During this period, she was forced to miss key family moments alongside royal duties, including her 10th wedding anniversary celebrations and her children’s first day of school in September.


Charlene finally received the green light from her doctors to return to Monaco a few weeks after her last surgery and was reunited with her family in early November.

As the public expected her to return to her public duties and attend Monegasque National Day celebrations, the Principality’s palace announced that Charlène would be taking some time off to “recover from a state of profound general fatigue”.

In mid-November, Prince Albert revealed his wife had decided to go to a treatment center outside Monaco after realizing she was suffering from “exhaustion, both emotional and physical”.

Dismissing rumors of trouble within her marriage, the sovereign told People magazine: “She was clearly exhausted, physically and emotionally.

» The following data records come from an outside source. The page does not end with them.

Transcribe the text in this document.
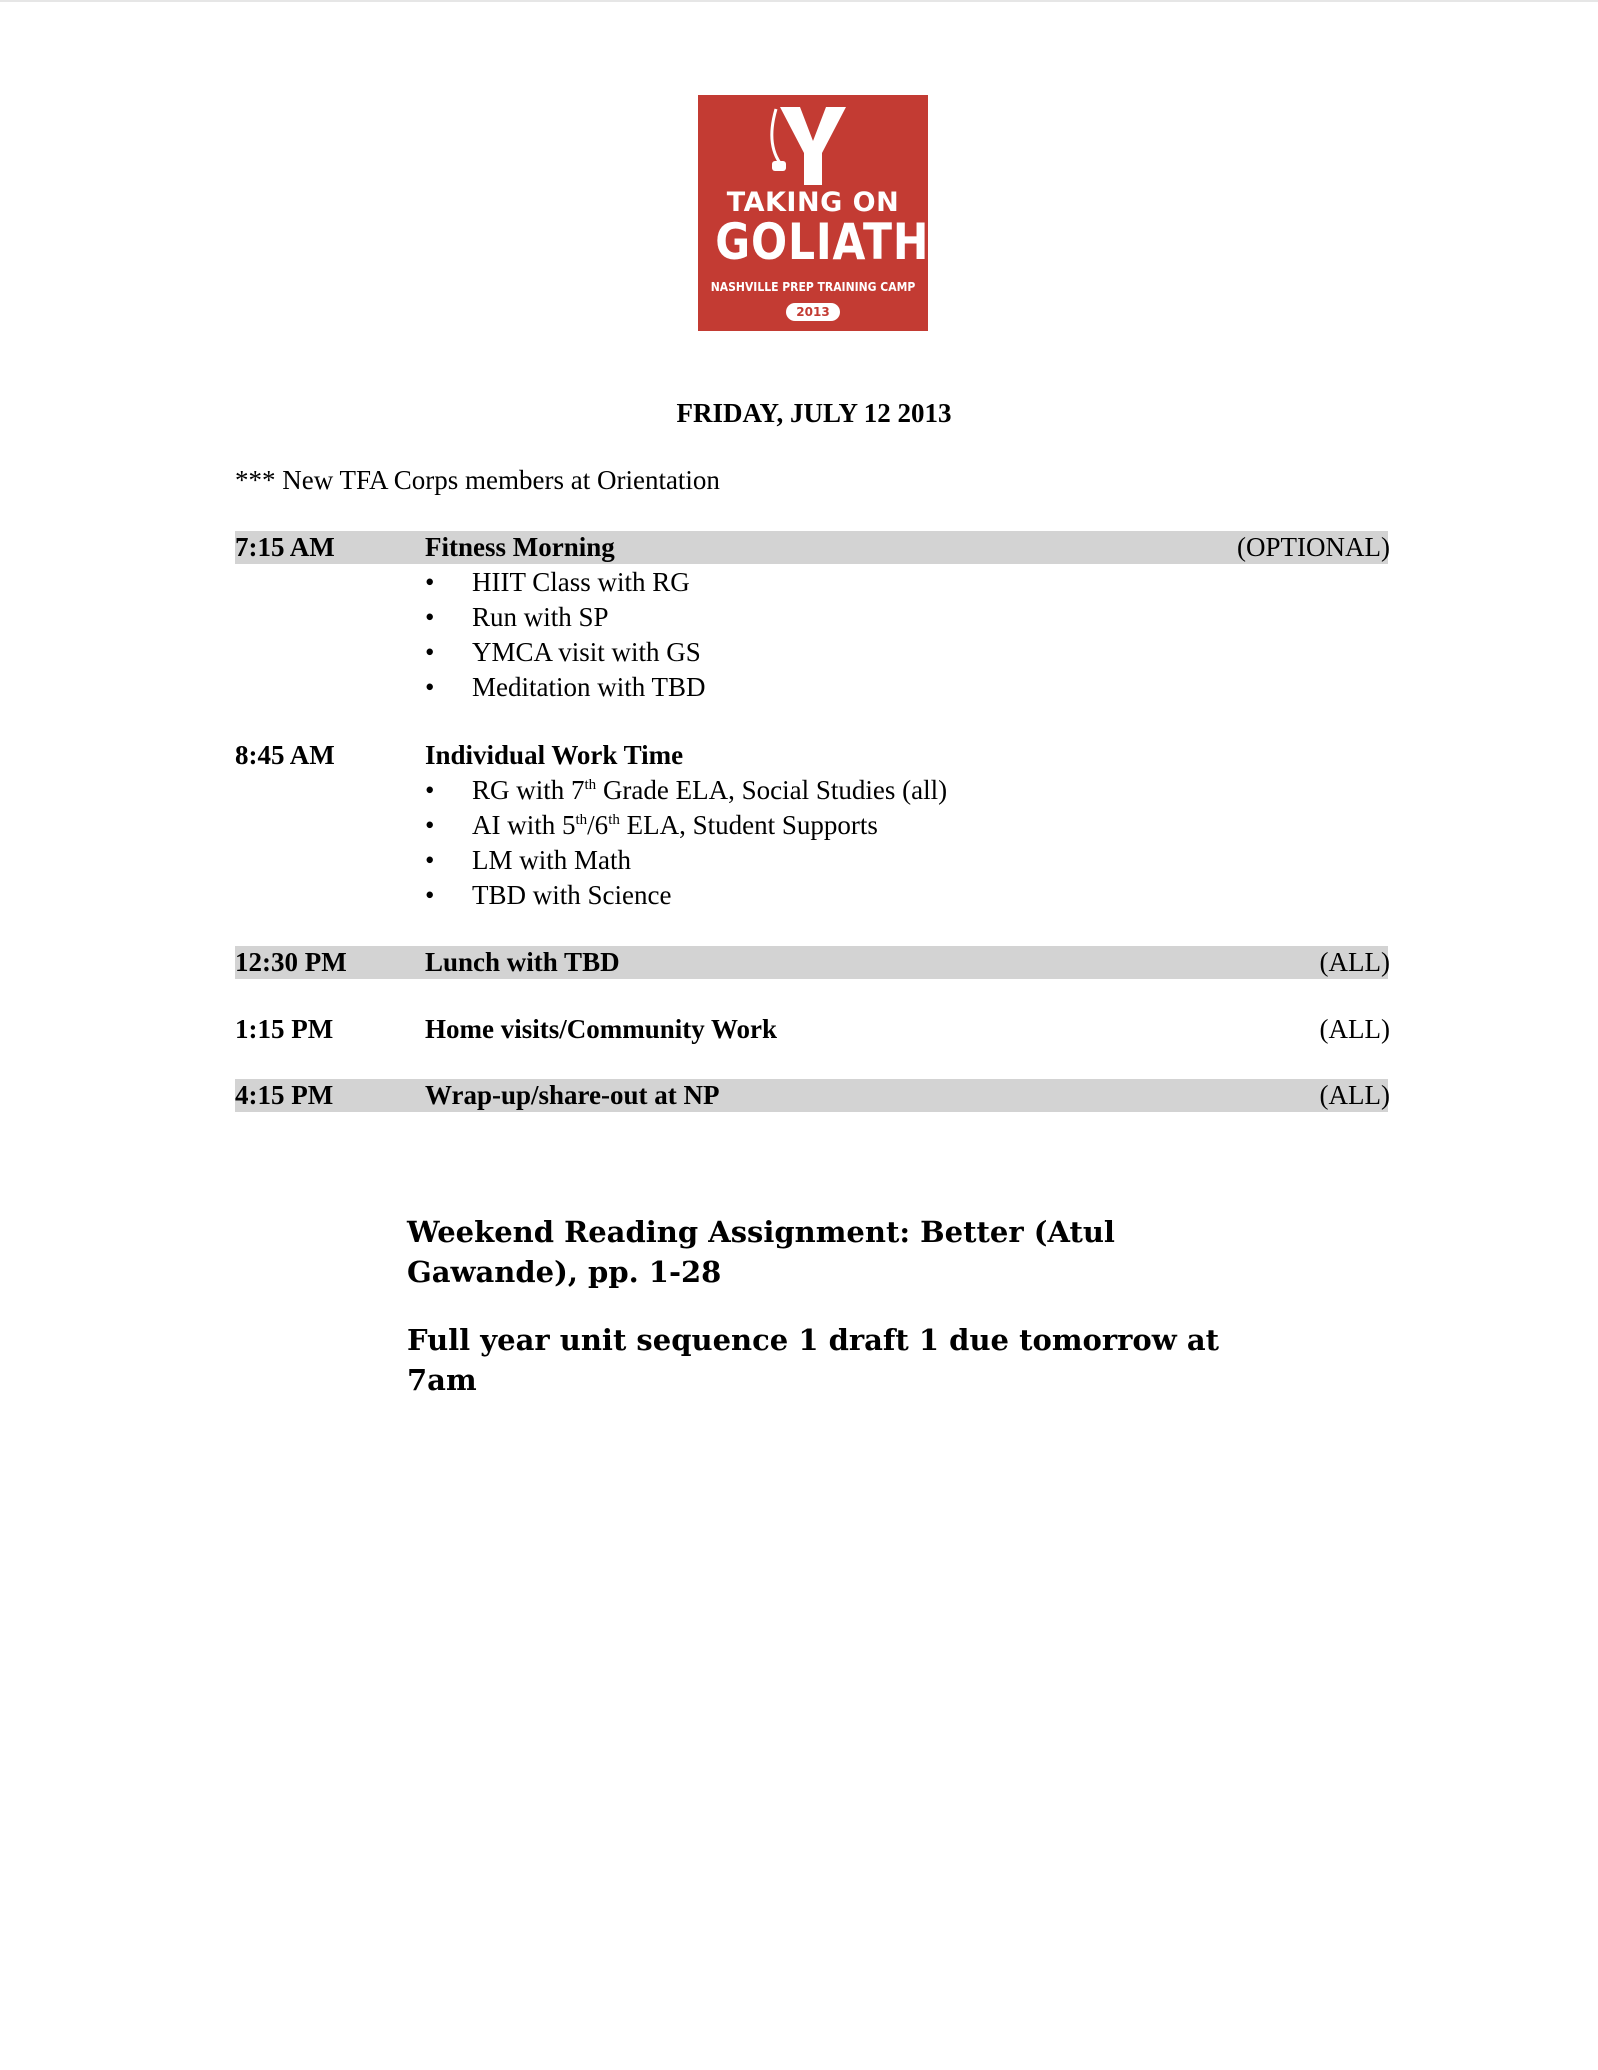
TAKING ON
GOLIATH
NASHVILLE PREP TRAINING CAMP
2013
FRIDAY, JULY 12 2013
*** New TFA Corps members at Orientation
7:15 AM	Fitness Morning	(OPTIONAL)
• HIIT Class with RG
• Run with SP
• YMCA visit with GS
• Meditation with TBD
8:45 AM	Individual Work Time
• RG with 7th Grade ELA, Social Studies (all)
• AI with 5th/6th ELA, Student Supports
• LM with Math
• TBD with Science
12:30 PM	Lunch with TBD	(ALL)
1:15 PM	Home visits/Community Work	(ALL)
4:15 PM	Wrap-up/share-out at NP	(ALL)
Weekend Reading Assignment: Better (Atul Gawande), pp. 1-28
Full year unit sequence 1 draft 1 due tomorrow at 7am
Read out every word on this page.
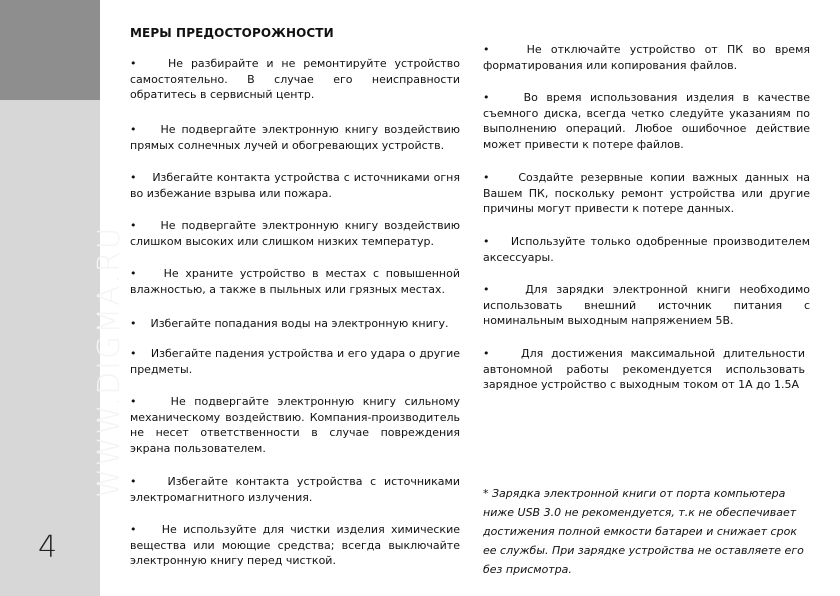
WWW.DIGMA.RU
4
МЕРЫ ПРЕДОСТОРОЖНОСТИ
•    Не разбирайте и не ремонтируйте устройство самостоятельно. В случае его неисправности обратитесь в сервисный центр.
•    Не подвергайте электронную книгу воздействию прямых солнечных лучей и обогревающих устройств.
•    Избегайте контакта устройства с источниками огня во избежание взрыва или пожара.
•    Не подвергайте электронную книгу воздействию слишком высоких или слишком низких температур.
•    Не храните устройство в местах с повышенной влажностью, а также в пыльных или грязных местах.
•    Избегайте попадания воды на электронную книгу.
•    Избегайте падения устройства и его удара о другие предметы.
•    Не подвергайте электронную книгу сильному механическому воздействию. Компания-производитель не несет ответственности в случае повреждения экрана пользователем.
•    Избегайте контакта устройства с источниками электромагнитного излучения.
•    Не используйте для чистки изделия химические вещества или моющие средства; всегда выключайте электронную книгу перед чисткой.
•    Не отключайте устройство от ПК во время форматирования или копирования файлов.
•    Во время использования изделия в качестве съемного диска, всегда четко следуйте указаниям по выполнению операций. Любое ошибочное действие может привести к потере файлов.
•    Создайте резервные копии важных данных на Вашем ПК, поскольку ремонт устройства или другие причины могут привести к потере данных.
•    Используйте только одобренные производителем аксессуары.
•    Для зарядки электронной книги необходимо использовать внешний источник питания с номинальным выходным напряжением 5В.
•    Для достижения максимальной длительности автономной работы рекомендуется использовать зарядное устройство с выходным током от 1А до 1.5А
* Зарядка электронной книги от порта компьютера ниже USB 3.0 не рекомендуется, т.к не обеспечивает достижения полной емкости батареи и снижает срок ее службы. При зарядке устройства не оставляете его без присмотра.
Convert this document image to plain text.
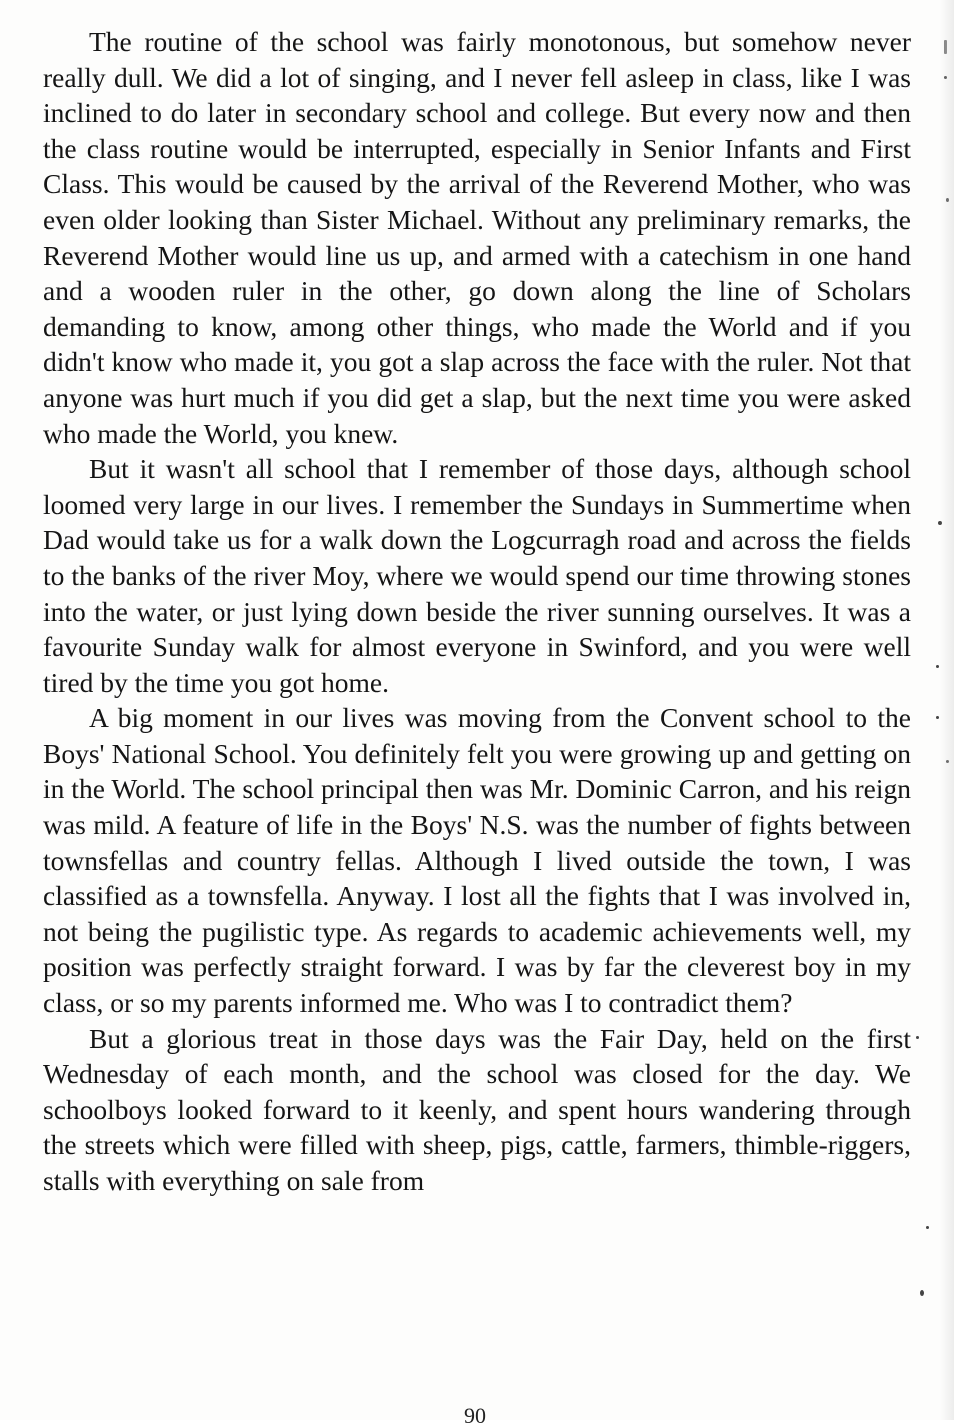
The routine of the school was fairly monotonous, but somehow never really dull. We did a lot of singing, and I never fell asleep in class, like I was inclined to do later in secondary school and college. But every now and then the class routine would be interrupted, especially in Senior Infants and First Class. This would be caused by the arrival of the Reverend Mother, who was even older looking than Sister Michael. Without any preliminary remarks, the Reverend Mother would line us up, and armed with a catechism in one hand and a wooden ruler in the other, go down along the line of Scholars demanding to know, among other things, who made the World and if you didn't know who made it, you got a slap across the face with the ruler. Not that anyone was hurt much if you did get a slap, but the next time you were asked who made the World, you knew.

But it wasn't all school that I remember of those days, although school loomed very large in our lives. I remember the Sundays in Summertime when Dad would take us for a walk down the Logcurragh road and across the fields to the banks of the river Moy, where we would spend our time throwing stones into the water, or just lying down beside the river sunning ourselves. It was a favourite Sunday walk for almost everyone in Swinford, and you were well tired by the time you got home.

A big moment in our lives was moving from the Convent school to the Boys' National School. You definitely felt you were growing up and getting on in the World. The school principal then was Mr. Dominic Carron, and his reign was mild. A feature of life in the Boys' N.S. was the number of fights between townsfellas and country fellas. Although I lived outside the town, I was classified as a townsfella. Anyway. I lost all the fights that I was involved in, not being the pugilistic type. As regards to academic achievements well, my position was perfectly straight forward. I was by far the cleverest boy in my class, or so my parents informed me. Who was I to contradict them?

But a glorious treat in those days was the Fair Day, held on the first Wednesday of each month, and the school was closed for the day. We schoolboys looked forward to it keenly, and spent hours wandering through the streets which were filled with sheep, pigs, cattle, farmers, thimble-riggers, stalls with everything on sale from

90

“She was overwhelmed and couldn’t cope with official duties, life in general or even family life.”

Charlene’s health issues, Albert also said, were not related to cancer or Covid but were related to procedures she had to undergo within a few months due to her ENT infection.

As Prince Albert continued his work, the Monegasque palace issued two press releases in recent months.

In December, he spoke of Charlene’s journey to recovery in encouraging terms and added that Albert and the twins would be visiting the royal over the festive period.

Similarly, in January, the Monaco palace said Charlene was recovering in a “very encouraging way”.

However, the royal’s recovery and treatment would take “several more weeks”, the statement added.

The statement also adds that Charlene is also undergoing dental work, a detail not provided in the December update.